At the base of the problems created by environmentalism in government, in the media and in movement and establishment environmental politics is that most spokesmen for all of these institutions are far from knowledgeable about ecology as a science, or in knowing what constitutes scientific facts and how those arguments are made. That is, there are few real scientists in any of these institutional configurations, and because of that there is no way that there can be a real evaluation of technical or scientific information by any of these groups of people. Mr. Crotty well knows, having worked for the EPA, that there are very few scientists actually working for that agency, most are bureaucrats or engineers with MBAs or law degrees and rarely do they seek out real information. They don’t have to, they are regulators, policemen enforcing environmental laws.
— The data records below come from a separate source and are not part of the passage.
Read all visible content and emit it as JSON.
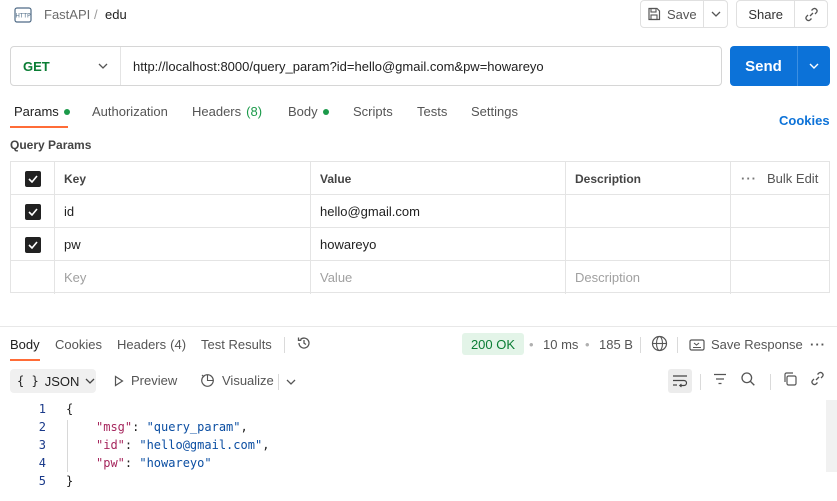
{
  "header": {
    "workspace": "FastAPI",
    "separator": "/",
    "request_name": "edu",
    "save_label": "Save",
    "share_label": "Share"
  },
  "request": {
    "method": "GET",
    "url": "http://localhost:8000/query_param?id=hello@gmail.com&pw=howareyo",
    "send_label": "Send"
  },
  "tabs": {
    "params": "Params",
    "authorization": "Authorization",
    "headers": "Headers",
    "headers_count": "(8)",
    "body": "Body",
    "scripts": "Scripts",
    "tests": "Tests",
    "settings": "Settings",
    "cookies": "Cookies"
  },
  "query_params": {
    "title": "Query Params",
    "columns": {
      "key": "Key",
      "value": "Value",
      "description": "Description",
      "bulk_edit": "Bulk Edit"
    },
    "rows": [
      {
        "key": "id",
        "value": "hello@gmail.com",
        "description": "",
        "checked": true
      },
      {
        "key": "pw",
        "value": "howareyo",
        "description": "",
        "checked": true
      }
    ],
    "placeholders": {
      "key": "Key",
      "value": "Value",
      "description": "Description"
    }
  },
  "response": {
    "tabs": {
      "body": "Body",
      "cookies": "Cookies",
      "headers": "Headers",
      "headers_count": "(4)",
      "test_results": "Test Results"
    },
    "status": "200 OK",
    "time": "10 ms",
    "size": "185 B",
    "save_response": "Save Response",
    "format": "JSON",
    "format_prefix": "{ }",
    "preview_label": "Preview",
    "visualize_label": "Visualize",
    "lines": [
      {
        "n": "1",
        "text": "{"
      },
      {
        "n": "2",
        "key": "\"msg\"",
        "value": "\"query_param\"",
        "comma": ","
      },
      {
        "n": "3",
        "key": "\"id\"",
        "value": "\"hello@gmail.com\"",
        "comma": ","
      },
      {
        "n": "4",
        "key": "\"pw\"",
        "value": "\"howareyo\"",
        "comma": ""
      },
      {
        "n": "5",
        "text": "}"
      }
    ]
  },
  "colors": {
    "accent": "#0c72d8",
    "method_get": "#0a7d34",
    "tab_underline": "#ff6c37",
    "status_ok_bg": "#e3f4e8"
  }
}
Instead governments contract out their scientific decision making to entrepreneurial environmental consultants. The environmental impact statements that were demanded in the legislation of the 1970s have been a lucrative market for pseudoscientific entrepreneurs. And nowhere in the implementation of the legislation has there been any process to insure scientific accountability either in the way these EIS documents are prepared or in the evaluation of the information after government gets it.
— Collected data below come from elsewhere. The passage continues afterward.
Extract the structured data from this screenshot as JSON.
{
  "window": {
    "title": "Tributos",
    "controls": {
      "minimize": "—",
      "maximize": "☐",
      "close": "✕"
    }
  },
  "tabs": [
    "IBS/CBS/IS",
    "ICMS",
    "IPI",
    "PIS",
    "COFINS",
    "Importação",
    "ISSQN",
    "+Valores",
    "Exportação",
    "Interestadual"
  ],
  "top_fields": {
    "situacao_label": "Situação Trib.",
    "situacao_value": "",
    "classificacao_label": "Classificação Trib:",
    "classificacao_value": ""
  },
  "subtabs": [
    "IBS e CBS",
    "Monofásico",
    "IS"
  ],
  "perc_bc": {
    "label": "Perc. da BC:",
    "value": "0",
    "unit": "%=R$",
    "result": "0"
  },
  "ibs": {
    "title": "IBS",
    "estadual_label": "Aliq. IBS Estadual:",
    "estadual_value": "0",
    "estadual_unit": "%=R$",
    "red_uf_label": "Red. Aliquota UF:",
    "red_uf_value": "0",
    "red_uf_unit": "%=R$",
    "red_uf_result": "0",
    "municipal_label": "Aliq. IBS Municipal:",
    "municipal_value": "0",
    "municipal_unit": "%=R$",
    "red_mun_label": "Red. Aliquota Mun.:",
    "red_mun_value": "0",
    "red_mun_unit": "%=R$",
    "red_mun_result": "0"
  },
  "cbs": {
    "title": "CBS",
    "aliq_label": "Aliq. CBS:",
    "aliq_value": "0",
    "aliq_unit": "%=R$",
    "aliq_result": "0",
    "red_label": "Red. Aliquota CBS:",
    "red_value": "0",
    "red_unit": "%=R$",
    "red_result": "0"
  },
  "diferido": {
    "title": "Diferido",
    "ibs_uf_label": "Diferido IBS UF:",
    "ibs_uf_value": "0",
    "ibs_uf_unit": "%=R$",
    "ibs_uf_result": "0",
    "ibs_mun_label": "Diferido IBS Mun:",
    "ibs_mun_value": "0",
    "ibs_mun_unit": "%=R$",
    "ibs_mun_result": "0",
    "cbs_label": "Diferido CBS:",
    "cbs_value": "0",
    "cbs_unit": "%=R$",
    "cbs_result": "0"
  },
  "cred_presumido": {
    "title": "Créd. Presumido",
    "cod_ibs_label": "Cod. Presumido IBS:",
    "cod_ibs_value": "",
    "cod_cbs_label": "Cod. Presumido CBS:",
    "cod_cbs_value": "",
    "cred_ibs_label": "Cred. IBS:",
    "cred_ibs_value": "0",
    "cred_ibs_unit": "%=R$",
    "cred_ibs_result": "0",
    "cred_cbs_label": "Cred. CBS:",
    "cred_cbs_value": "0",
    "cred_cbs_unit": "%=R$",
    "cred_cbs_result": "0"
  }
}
William K. Reilly, director of the Environmental Protection Agency, himself is a lawyer, not an ecologist. If you look at the boards of directors in national environmental movements, they are top heavy with lawyers and “conservationists” but not scientists. Added to that is the appalling state of scientific literacy in the general public; there is no mechanism anywhere to insure that the information being debated to set environmental priorities has been selected with any intelligence. And clearly a lot of it has not, and I’m afraid that we are going to see more and more of this.
I applaud Mr. Crotty for his contribution to the debate. I hope we can continue to have it.